Sensing a landslide victory, Zuma held a rally of several thousand supporters in Johannesburg late on Thursday. "This party is an elephant," said the 67-year-old. "You cannot actually topple an elephant." Helen Zille, leader of the DA, could not hide her disappointment that the ANC's dominance would continue for another five years. "We've got to realign politics in South Africa," she said, "and that's what I'm going to spend the next five years doing."

The ANC's victory caps a remarkable personal comeback for Zuma. A Zulu patriarch who herded goats as a boy and completed just three years of school, he rose through the ranks of the ANC during apartheid. He served 10 years with Nelson Mandela on Robben Island in the 1960s and 1970s, and on his release and self-exile became the ANC's intelligence chief. In 1998, former President Thabo Mbeki made him his deputy in the party and the presidency.

But Zuma's career had appeared to be over when, in the space of a little over a year in 2005-6, he was sacked as Deputy President by Mbeki and charged in separate court cases with rape and corruption. After he was acquitted of rape in 2006, he rode a tide of internal discontent to beat Mbeki in a race for the leadership of the ANC in 2007. And just three weeks ago, state prosecutors dropped corruption charges against him, claiming the case had been irretrievably compromised by political interference under Mbeki. The election result, likely to be confirmed over the weekend, is further confirmation of Zuma's triumph over Mbeki. After Mbeki's ouster last September, his faction formed a breakaway party, the Congress of the People (Cope). But Cope was unable to settle on a leader, ran a poorly organized campaign, and on Friday was struggling to capture 7.4% of the vote. (Read a brief bio of Jacob Zuma.)

Alec Russell, author of Bring Me My Machine Gun: The Battle for the Soul of South Africa from Mandela to Zuma, said the result showed the enduring power of the ANC's historical legacy as the slayer of apartheid. "On paper you'd think the ANC would have got something of a kicking," he said. "The result shows the luster of liberation is very much undimmed. Loyalty trumps misgivings over policy failures."

Andrew Feinstein, a former ANC member of parliament who broke with the party over its attempts to block corruption investigations of senior leaders and chronicled his experience in a book titled After the Party, said that just as history took precedence over the immediate past for the party, so Zuma's reputation as a man of the people took precedence over concerns over his past conduct. "Even 51% of ANC supporters believe Zuma is guilty of corruption," said Feinstein. "But of those, 80% said they would vote for him. The message that this guy is from humble origins, this guy is you — that seems to overrule other concerns about him."

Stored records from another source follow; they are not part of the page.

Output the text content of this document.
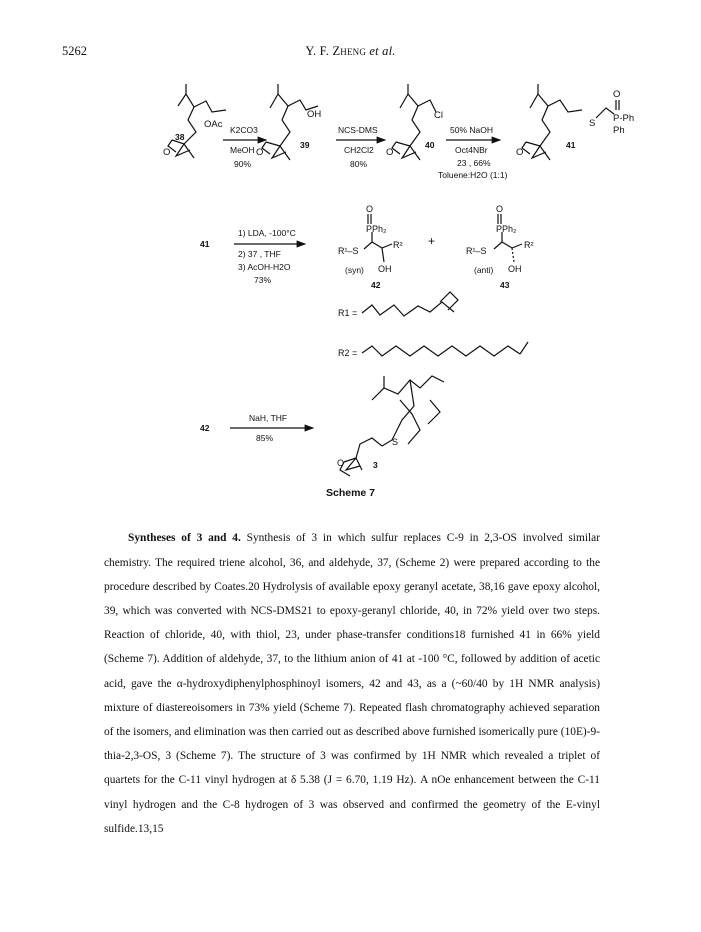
5262	Y. F. Zheng et al.
OAc
38
O
OH
39
O
Cl
40
O
S
O
P-Ph
Ph
41
O
K2CO3
MeOH
90%
NCS-DMS
CH2Cl2
80%
50% NaOH
Oct4NBr
23 , 66%
Toluene:H2O (1:1)
41
1) LDA, -100°C
2) 37 , THF
3) AcOH-H2O
73%
O
PPh₂
R¹–S
R²
OH
(syn)
42
+
O
PPh₂
R¹–S
R²
OH
(anti)
43
R1 =
R2 =
42
NaH, THF
85%	S
O	3
Scheme 7

Syntheses of 3 and 4. Synthesis of 3 in which sulfur replaces C-9 in 2,3-OS involved similar chemistry. The required triene alcohol, 36, and aldehyde, 37, (Scheme 2) were prepared according to the procedure described by Coates.20 Hydrolysis of available epoxy geranyl acetate, 38,16 gave epoxy alcohol, 39, which was converted with NCS-DMS21 to epoxy-geranyl chloride, 40, in 72% yield over two steps. Reaction of chloride, 40, with thiol, 23, under phase-transfer conditions18 furnished 41 in 66% yield (Scheme 7). Addition of aldehyde, 37, to the lithium anion of 41 at -100 °C, followed by addition of acetic acid, gave the α-hydroxydiphenylphosphinoyl isomers, 42 and 43, as a (~60/40 by 1H NMR analysis) mixture of diastereoisomers in 73% yield (Scheme 7). Repeated flash chromatography achieved separation of the isomers, and elimination was then carried out as described above furnished isomerically pure (10E)-9-thia-2,3-OS, 3 (Scheme 7). The structure of 3 was confirmed by 1H NMR which revealed a triplet of quartets for the C-11 vinyl hydrogen at δ 5.38 (J = 6.70, 1.19 Hz). A nOe enhancement between the C-11 vinyl hydrogen and the C-8 hydrogen of 3 was observed and confirmed the geometry of the E-vinyl sulfide.13,15
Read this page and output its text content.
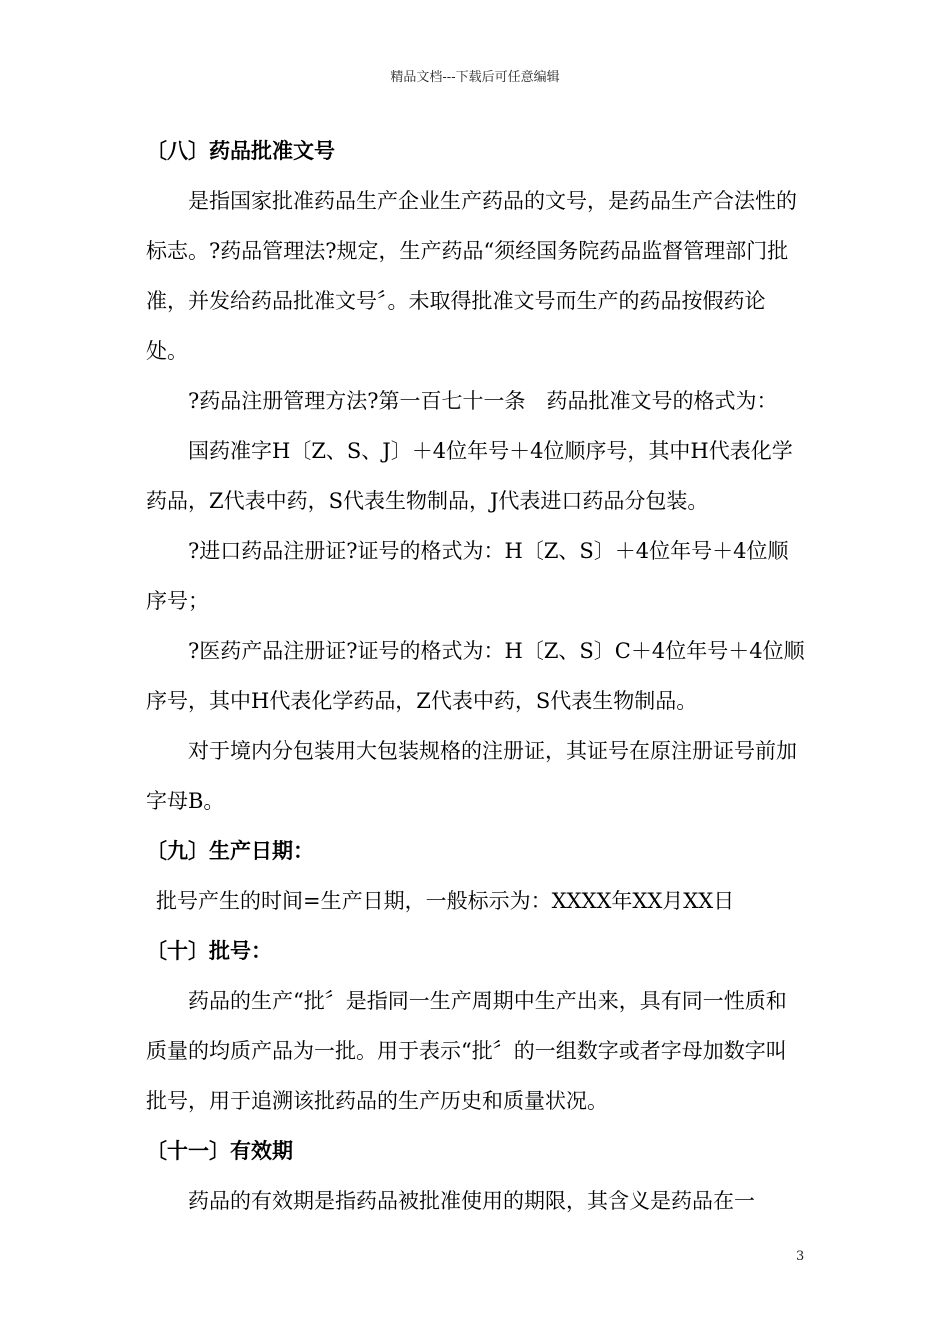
精品文档---下载后可任意编辑
〔八〕药品批准文号

是指国家批准药品生产企业生产药品的文号，是药品生产合法性的标志。?药品管理法?规定，生产药品“须经国务院药品监督管理部门批准，并发给药品批准文号〞。未取得批准文号而生产的药品按假药论处。

?药品注册管理方法?第一百七十一条　药品批准文号的格式为：

国药准字H〔Z、S、J〕＋4位年号＋4位顺序号，其中H代表化学药品，Z代表中药，S代表生物制品，J代表进口药品分包装。

?进口药品注册证?证号的格式为：H〔Z、S〕＋4位年号＋4位顺序号；

?医药产品注册证?证号的格式为：H〔Z、S〕C＋4位年号＋4位顺序号，其中H代表化学药品，Z代表中药，S代表生物制品。

对于境内分包装用大包装规格的注册证，其证号在原注册证号前加字母B。

〔九〕生产日期：

批号产生的时间=生产日期，一般标示为：XXXX年XX月XX日

〔十〕批号：

药品的生产“批〞是指同一生产周期中生产出来，具有同一性质和质量的均质产品为一批。用于表示“批〞的一组数字或者字母加数字叫批号，用于追溯该批药品的生产历史和质量状况。

〔十一〕有效期

药品的有效期是指药品被批准使用的期限，其含义是药品在一

3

Despite the apparent decisiveness of his mandate, Zuma's intentions in office are far from clear. "We don't know what he stands for," says Russell. "He appears to be a man of no fixed opinions, a party man through and through. It is still utterly unclear how he will come to make a decision." Having presented himself as a champion of the poor, however, Zuma is under pressure to deliver. "He talked of a new era and a new chance. He has given people hope. Whether the ANC really will change its ways and deliver has to be open to question."

Observers will be looking for signs of Zuma's policy preferences in the choices he makes to staff his cabinet. Feinstein predicts the President-elect will want to reward his staunchest supporters on the ANC's left wing at the same time as maintaining an image of being business-friendly — a balancing act that will likely require a cabinet with a wide diversity of views. "The story becomes: how does Zuma manage this?" says Feinstein. "It's alright to tell people whatever they want to hear when you're campaigning, but in government you have to make hard choices. I think what we're going to see is a kind of battle for the soul of Jacob Zuma. And in that sense, the election hasn't decided that much. Everything is still up for grabs."